D’un banquier converti

le dimanche, 15 juin 1941. Dans Citations, Histoire bancaire

Vincent Cartwright Vickers, né en 1879 et décédé en 1939, fut 22 ans directeur de la firme Vickers Limited, et pendant neuf ans, de 1910 à 1919, siégea parmi les gouverneurs de la Banque d'Angleterre. Il résigna ce dernier poste en 1919, conscient du vice de notre système monétaire et déterminé à mettre au service de l'humanité l'information acquise dans le sanctuaire même de la Haute Finance.

Sa fille, Lady Cawdor, vient de publier une partie de ses écrits, compilés en volume sous le titre "Economic Tribulation. »

Le livre explique comment « les grandes affaires, les banques, l'agriculture et autres formes d'activités humaines sont impliquées dans les maux économiques qui sont la principale cause de guerre et ont fait de la chrétienté une tragi-comédie."

Voici la préface du livre, telle qu'écrite par M. Vickers lui-même en octobre 1939 :

"Celui qui écrit ces lignes n'a nullement besoin de preuves de l'importance du système monétaire sur les vies humaines, ni même sur la future existence de la race anglaise, tant que ce système tiendra la position qu'il occupe maintenant dans notre économie nationale.
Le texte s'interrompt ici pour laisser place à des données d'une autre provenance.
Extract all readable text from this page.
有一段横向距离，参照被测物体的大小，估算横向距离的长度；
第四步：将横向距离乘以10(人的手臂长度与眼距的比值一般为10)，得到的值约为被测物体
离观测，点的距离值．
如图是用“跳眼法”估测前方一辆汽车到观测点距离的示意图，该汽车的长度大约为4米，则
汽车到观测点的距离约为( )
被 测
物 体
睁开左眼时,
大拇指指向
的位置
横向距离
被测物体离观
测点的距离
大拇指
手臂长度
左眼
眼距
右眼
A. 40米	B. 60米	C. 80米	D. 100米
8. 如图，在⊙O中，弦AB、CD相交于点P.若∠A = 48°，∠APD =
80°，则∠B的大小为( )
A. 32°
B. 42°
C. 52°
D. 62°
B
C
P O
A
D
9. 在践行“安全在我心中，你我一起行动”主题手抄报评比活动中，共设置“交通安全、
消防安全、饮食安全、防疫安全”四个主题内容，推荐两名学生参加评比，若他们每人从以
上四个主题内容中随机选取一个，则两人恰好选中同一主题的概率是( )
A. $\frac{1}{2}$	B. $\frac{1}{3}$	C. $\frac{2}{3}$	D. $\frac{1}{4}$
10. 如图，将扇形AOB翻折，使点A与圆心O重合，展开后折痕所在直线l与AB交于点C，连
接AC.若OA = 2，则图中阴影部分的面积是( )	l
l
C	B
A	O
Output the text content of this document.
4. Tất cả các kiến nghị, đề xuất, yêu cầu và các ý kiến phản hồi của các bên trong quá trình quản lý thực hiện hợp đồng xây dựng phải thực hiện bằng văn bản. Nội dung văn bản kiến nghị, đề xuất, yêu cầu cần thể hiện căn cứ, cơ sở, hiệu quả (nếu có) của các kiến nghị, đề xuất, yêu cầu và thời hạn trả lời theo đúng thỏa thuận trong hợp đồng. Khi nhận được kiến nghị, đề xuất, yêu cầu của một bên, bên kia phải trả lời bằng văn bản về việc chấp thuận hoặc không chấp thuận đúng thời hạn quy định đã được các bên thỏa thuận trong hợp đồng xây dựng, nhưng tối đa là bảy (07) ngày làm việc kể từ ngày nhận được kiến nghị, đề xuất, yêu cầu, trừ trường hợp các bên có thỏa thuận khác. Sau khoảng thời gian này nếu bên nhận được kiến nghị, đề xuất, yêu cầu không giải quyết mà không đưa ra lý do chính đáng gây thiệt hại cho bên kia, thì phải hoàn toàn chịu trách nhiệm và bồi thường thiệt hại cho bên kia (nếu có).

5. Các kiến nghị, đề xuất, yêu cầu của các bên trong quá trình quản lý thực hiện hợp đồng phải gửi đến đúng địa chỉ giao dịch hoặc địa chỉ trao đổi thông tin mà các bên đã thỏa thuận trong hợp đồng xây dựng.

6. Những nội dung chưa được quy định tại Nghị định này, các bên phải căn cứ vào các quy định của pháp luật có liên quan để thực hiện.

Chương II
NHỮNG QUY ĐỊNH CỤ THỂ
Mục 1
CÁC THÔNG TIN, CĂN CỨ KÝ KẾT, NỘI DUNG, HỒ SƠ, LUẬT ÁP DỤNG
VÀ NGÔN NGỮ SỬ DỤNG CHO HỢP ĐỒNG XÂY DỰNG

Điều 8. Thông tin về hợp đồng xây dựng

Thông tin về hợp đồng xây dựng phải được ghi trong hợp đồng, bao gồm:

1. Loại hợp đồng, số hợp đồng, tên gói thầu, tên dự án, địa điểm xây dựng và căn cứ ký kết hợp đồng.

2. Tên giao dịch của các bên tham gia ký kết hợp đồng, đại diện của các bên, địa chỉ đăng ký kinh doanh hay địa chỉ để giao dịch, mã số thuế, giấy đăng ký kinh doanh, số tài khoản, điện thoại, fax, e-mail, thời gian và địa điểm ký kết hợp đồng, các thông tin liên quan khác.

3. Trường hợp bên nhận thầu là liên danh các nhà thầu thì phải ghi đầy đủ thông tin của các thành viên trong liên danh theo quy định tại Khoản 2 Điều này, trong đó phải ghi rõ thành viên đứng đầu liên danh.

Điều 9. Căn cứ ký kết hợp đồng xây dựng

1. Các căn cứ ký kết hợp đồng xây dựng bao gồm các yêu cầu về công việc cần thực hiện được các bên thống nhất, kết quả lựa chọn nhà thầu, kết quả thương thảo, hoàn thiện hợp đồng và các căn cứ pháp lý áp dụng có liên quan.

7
"Des milliers d'hommes et de femmes d'éducation endossent complètement mes vues, je crois. Mais lorsque les plus zélés réformateurs de l'argent essaient de traiter un sujet aussi vaste et aussi important que le système monétaire et la conduite de nos finances nationales, leurs efforts semblent voués à l'échec tant qu'ils ne seront pas soutenus par de grands experts financiers dont les noms font autorité dans le pays. À défaut de cet appui, la meilleure alternative, c'est que l'auteur soit lui-même qualifié par son expérience passée pour exprimer une opinion méritant lecture.

"C'est pourquoi j'ai décidé de donner à mes lecteurs mes propres qualifications pour placer devant le peuple britannique les conditions précaires de notre système monétaire, tel qu'il existe en ce pays aujourd'hui ; pour leur démontrer que notre système d'argent forme la partie la plus importante du système économique, et que le système économique de la nation fait partie de notre système social.

"Je suis resté ardent partisan de la réforme monétaire depuis ce jour de 1926 ou, non par arrogance mais en toute humilité, je jugeai mon devoir d'expliquer au gouverneur de la Banque d'Angleterre, M. Montagu Norman, qu'à l'avenir, je le combattrais, lui, l'étalon-or et la politique de la Banque d'Angleterre, jusqu'au dernier jour de ma vie (et je me rappelle encore les termes de sa réponse !)

"Quelques années plus tard, je résignai mon long directorat à Vickers Limited. Depuis lors, j'ai consacré beaucoup de temps et d'argent à proclamer la nécessité d'une réforme du système monétaire.

"Ceci m'a naturellement amené en rapport avec la plupart des groupes de la collectivité ; avec des Communistes et ceux qui ont des intérêts égoïstes à pousser, avec des mécontents et des débiteurs, mais aussi avec des patriotes honnêtes et désintéressés.

" Je n'ai pas gagné plus du dixième de mon revenu. Le reste provient de placements dans les banques, dans le capital de la Banque d'Angleterre, dans des titres américains et canadiens, etc., je suis donc un "capitaliste", au sens propre du terme, quelqu'un qui a connu de meilleurs jours ; satisfait de ma situation financière présente, mais bien opposé à voir réduire davantage mon niveau de vie actuel.

"Je n'ai aucun sentiment de malice contre ceux de ma classe ou de toute autre classe. Je ne cherche ni la notoriété ni la faveur. Si quelqu'un peut me prouver le non-fondé de mes convictions, je serai heureux de les changer. Mais depuis quinze ans, absolument rien n'est venu altérer mes vues. Je crois encore que le système existant est activement nuisible à l'État, qu'il engendre la pauvreté et le chômage, et qu'il est la cause fondamentale de la guerre.

"Cette confession personnelle a simplement pour but de démontrer que je connais les deux côtés de la médaille. Mes opinions sont basées sur mes connaissances et ma propre expérience. J'ai l'avantage d'être dans une position entièrement désintéressée et sans animosité envers personne. Je ne me juge plus sous aucune restriction, sauf celle d'éviter ce qui pourrait nuire à mon pays ou causer préjudice à qui que ce soit".